Lurah 200 Juta
5. Baliho dan Bayaran Suara
Skrip ini masih diperiksa oleh kurator

Penulis : Rana Kurniawan


Episode 5: Baliho dan Bayaran Suara


Genre: Drama Politik – Satire

Durasi: ±25 menit

Tema: Saat mimpi berubah jadi bisnis



FADE IN:


EXT. DESA SUKAMAJU – PAGI


Kabut pagi menyelimuti desa.

Suara tukang pasang baliho terdengar di kejauhan.

Kamera bergerak pelan melewati deretan baliho calon lurah — wajah-wajah tersenyum lebar dengan janji muluk.


Satu baliho paling besar kini berdiri:


KARDI UNTUK DESA MAJU – KERJA, BUKAN JANJI!



Kardi berdiri di bawahnya, mengenakan kemeja putih dan kopiah hitam.

Ia menatap wajahnya sendiri di spanduk itu, seolah melihat orang asing.


DUL (O.S.)

Bagus, Kar! Liat tuh, kaya calon bupati beneran!


Kardi tersenyum tipis.


KARDI

Tapi duitnya abis lagi, Dul.

Cetak spanduk aja udah lima juta.


DUL

Santai, nanti balik modal waktu udah duduk.


(Kardi terdiam. Kamera close-up — wajahnya mulai menunjukkan keraguan yang disembunyikan di balik senyum.)



INT. RUMAH WARGA – SIANG


Warga berkumpul. Di tengah meja, ada tumpukan amplop cokelat kecil.

Suasana setengah rahasia tapi biasa saja, seolah hal itu sudah lumrah.


BU MINAH

(berbisik ke tetangga)

Katanya amplopnya dari Kardi. Lima puluh ribu satu.


PAK RASIM

Ya, asal gak dari calon sebelah, ambil aja.

Yang penting besok nyoblos dia.


(Kamera bergerak memperlihatkan wajah-wajah warga yang tertawa kecil, malu tapi gembira.)



EXT. LAPANGAN DESA – SORE


Acara kampanye Kardi dimulai. Musik dangdut menggema.

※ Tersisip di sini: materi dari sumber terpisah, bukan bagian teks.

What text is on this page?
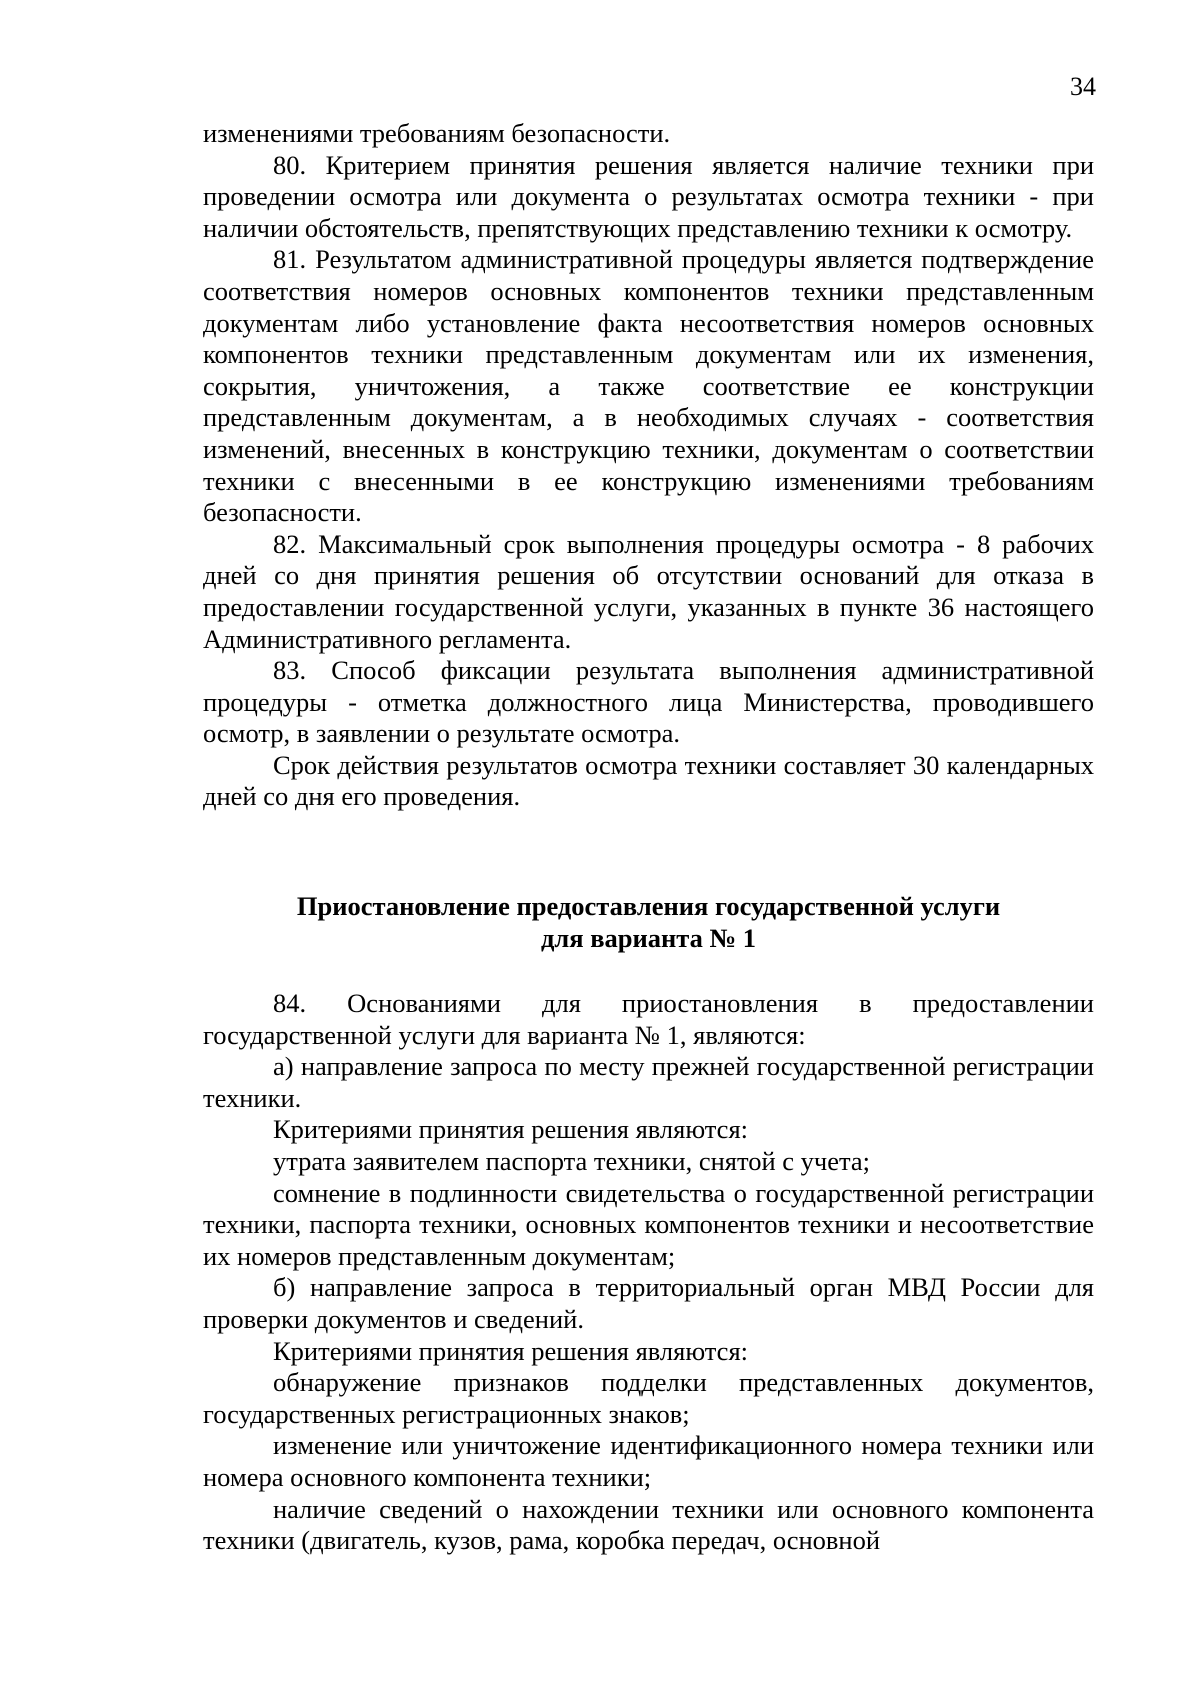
34

изменениями требованиям безопасности.

80. Критерием принятия решения является наличие техники при проведении осмотра или документа о результатах осмотра техники - при наличии обстоятельств, препятствующих представлению техники к осмотру.

81. Результатом административной процедуры является подтверждение соответствия номеров основных компонентов техники представленным документам либо установление факта несоответствия номеров основных компонентов техники представленным документам или их изменения, сокрытия, уничтожения, а также соответствие ее конструкции представленным документам, а в необходимых случаях - соответствия изменений, внесенных в конструкцию техники, документам о соответствии техники с внесенными в ее конструкцию изменениями требованиям безопасности.

82. Максимальный срок выполнения процедуры осмотра - 8 рабочих дней со дня принятия решения об отсутствии оснований для отказа в предоставлении государственной услуги, указанных в пункте 36 настоящего Административного регламента.

83. Способ фиксации результата выполнения административной процедуры - отметка должностного лица Министерства, проводившего осмотр, в заявлении о результате осмотра.

Срок действия результатов осмотра техники составляет 30 календарных дней со дня его проведения.

Приостановление предоставления государственной услуги
для варианта № 1

84. Основаниями для приостановления в предоставлении государственной услуги для варианта № 1, являются:

а) направление запроса по месту прежней государственной регистрации техники.

Критериями принятия решения являются:

утрата заявителем паспорта техники, снятой с учета;

сомнение в подлинности свидетельства о государственной регистрации техники, паспорта техники, основных компонентов техники и несоответствие их номеров представленным документам;

б) направление запроса в территориальный орган МВД России для проверки документов и сведений.

Критериями принятия решения являются:

обнаружение признаков подделки представленных документов, государственных регистрационных знаков;

изменение или уничтожение идентификационного номера техники или номера основного компонента техники;

наличие сведений о нахождении техники или основного компонента техники (двигатель, кузов, рама, коробка передач, основной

Anak-anak menari, ibu-ibu teriak riang.

Kardi naik panggung, mencoba terlihat percaya diri.


KARDI (di atas panggung)

Warga Desa Sukamaju!

Kalau saya terpilih, saya janji...

Tidak ada lagi jalan berlubang, tidak ada lagi sawah kering, tidak ada lagi orang susah!


Kerumunan bersorak.

Dul di bawah panggung membagi-bagikan nasi kotak dan amplop secara diam-diam.


(Kamera mengikuti satu amplop yang berpindah tangan — dari Dul, ke warga, ke tas plastik — simbol uang yang jadi alat suara.)



INT. REDAKSI MEDIA DESA – MALAM


Rana mengetik cepat di depan laptop.

Layar menampilkan artikel dengan judul besar:


“Janji dan Amplop: Potret Kampanye di Sukamaju”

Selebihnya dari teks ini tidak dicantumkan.